Sampaikan salam ku untuk Nameera. Jangan pernah sekalipun kamu sakitin dia. Aku pergi"
Seperti itu saja akhir dari pertemuan ini. Khalif yang menyugar rambut frustasi. Memandang punggung Nata yang berjalan semakin menjauh. Lelaki itu menunduk—atau bahkan sedang menangis saat ini?
Kisah cinta di masa SMA telah usai.
—
Sehun mendapati Nata yang masuk ke mobil dengan senyum lebar. Berusaha menutupi jejak air mata di sana. Entah gadis itu yang terlalu bodoh atau polos. Membuat Sehun menghela nafas frustasi.
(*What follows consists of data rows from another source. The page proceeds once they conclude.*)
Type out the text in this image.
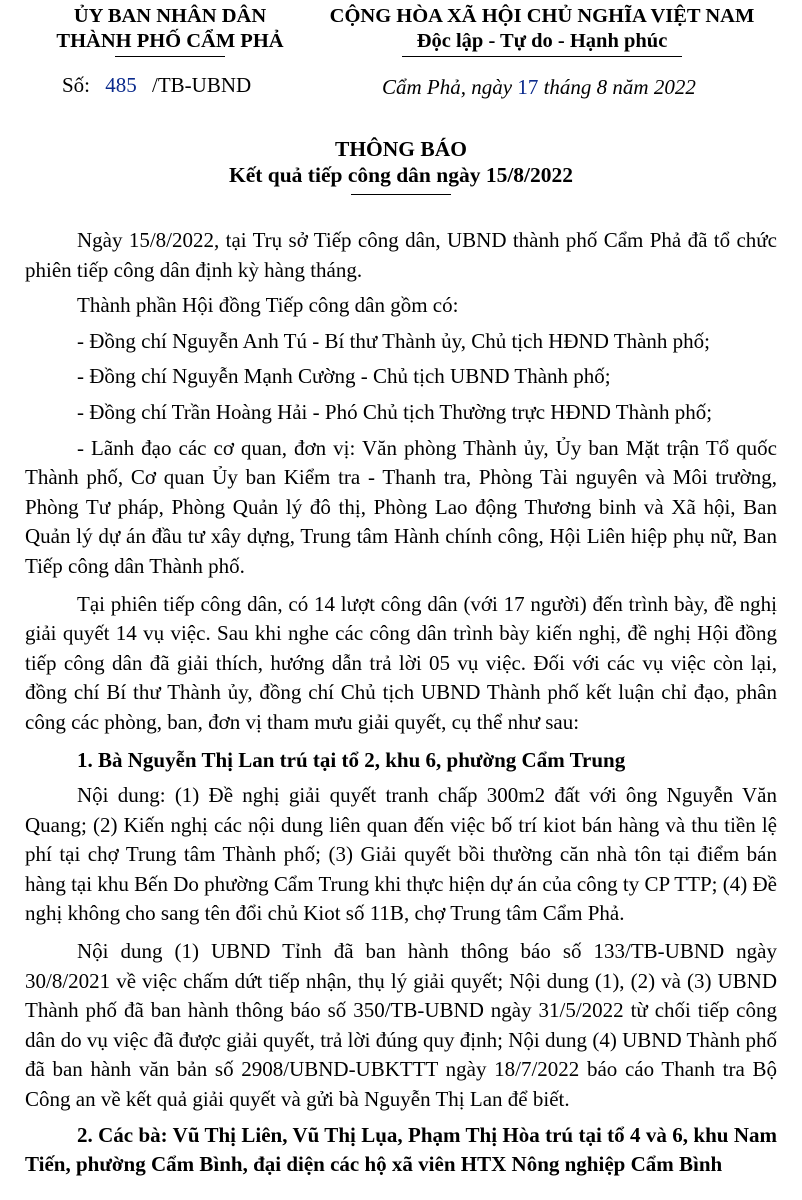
ỦY BAN NHÂN DÂN
THÀNH PHỐ CẨM PHẢ
CỘNG HÒA XÃ HỘI CHỦ NGHĨA VIỆT NAM
Độc lập - Tự do - Hạnh phúc
Số: 485 /TB-UBND	Cẩm Phả, ngày 17 tháng 8 năm 2022
THÔNG BÁO
Kết quả tiếp công dân ngày 15/8/2022

Ngày 15/8/2022, tại Trụ sở Tiếp công dân, UBND thành phố Cẩm Phả đã tổ chức phiên tiếp công dân định kỳ hàng tháng.

Thành phần Hội đồng Tiếp công dân gồm có:

- Đồng chí Nguyễn Anh Tú - Bí thư Thành ủy, Chủ tịch HĐND Thành phố;

- Đồng chí Nguyễn Mạnh Cường - Chủ tịch UBND Thành phố;

- Đồng chí Trần Hoàng Hải - Phó Chủ tịch Thường trực HĐND Thành phố;

- Lãnh đạo các cơ quan, đơn vị: Văn phòng Thành ủy, Ủy ban Mặt trận Tổ quốc Thành phố, Cơ quan Ủy ban Kiểm tra - Thanh tra, Phòng Tài nguyên và Môi trường, Phòng Tư pháp, Phòng Quản lý đô thị, Phòng Lao động Thương binh và Xã hội, Ban Quản lý dự án đầu tư xây dựng, Trung tâm Hành chính công, Hội Liên hiệp phụ nữ, Ban Tiếp công dân Thành phố.

Tại phiên tiếp công dân, có 14 lượt công dân (với 17 người) đến trình bày, đề nghị giải quyết 14 vụ việc. Sau khi nghe các công dân trình bày kiến nghị, đề nghị Hội đồng tiếp công dân đã giải thích, hướng dẫn trả lời 05 vụ việc. Đối với các vụ việc còn lại, đồng chí Bí thư Thành ủy, đồng chí Chủ tịch UBND Thành phố kết luận chỉ đạo, phân công các phòng, ban, đơn vị tham mưu giải quyết, cụ thể như sau:

1. Bà Nguyễn Thị Lan trú tại tổ 2, khu 6, phường Cẩm Trung

Nội dung: (1) Đề nghị giải quyết tranh chấp 300m2 đất với ông Nguyễn Văn Quang; (2) Kiến nghị các nội dung liên quan đến việc bố trí kiot bán hàng và thu tiền lệ phí tại chợ Trung tâm Thành phố; (3) Giải quyết bồi thường căn nhà tôn tại điểm bán hàng tại khu Bến Do phường Cẩm Trung khi thực hiện dự án của công ty CP TTP; (4) Đề nghị không cho sang tên đổi chủ Kiot số 11B, chợ Trung tâm Cẩm Phả.

Nội dung (1) UBND Tỉnh đã ban hành thông báo số 133/TB-UBND ngày 30/8/2021 về việc chấm dứt tiếp nhận, thụ lý giải quyết; Nội dung (1), (2) và (3) UBND Thành phố đã ban hành thông báo số 350/TB-UBND ngày 31/5/2022 từ chối tiếp công dân do vụ việc đã được giải quyết, trả lời đúng quy định; Nội dung (4) UBND Thành phố đã ban hành văn bản số 2908/UBND-UBKTTT ngày 18/7/2022 báo cáo Thanh tra Bộ Công an về kết quả giải quyết và gửi bà Nguyễn Thị Lan để biết.

2. Các bà: Vũ Thị Liên, Vũ Thị Lụa, Phạm Thị Hòa trú tại tổ 4 và 6, khu Nam Tiến, phường Cẩm Bình, đại diện các hộ xã viên HTX Nông nghiệp Cẩm Bình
Jelas jelas lelaki itu menunggunya dari tadi. Bahkan belum ada setengah jam kekasihnya berada di dalam sana. Tetapi sudah keluar dengan tangis kuasa bercucuran.
"Kenapa belum jalan bang?"
Merasakan bahwa kuda besi milik kekasih yang tak kunjung hengkang dari tempat makan mahal ini. Nata menatap Sehun bingung. Lelaki itu sedang apa? Membuka tangannya lebar-lebar?
"Masuk"
"Eh?"
"Ck! Lama"
Seperkian detik kemudian Nata sudah berada di dalam rengkuhan. Elusan pelan di atas pucuk kepala di rasakan. Bahkan jantungnya bergemuruh dengan hebat saat mendengar penuturan atau yang lebih mirip disebut perintah dari Sehun selanjutnya.
"Nangis. Sekarang"
Seperti itu saja. Sangat sederhana. Sehun memang mengerti suasana hati Nata. "Jangan pernah merasa sendiri. Karna ada saya disini"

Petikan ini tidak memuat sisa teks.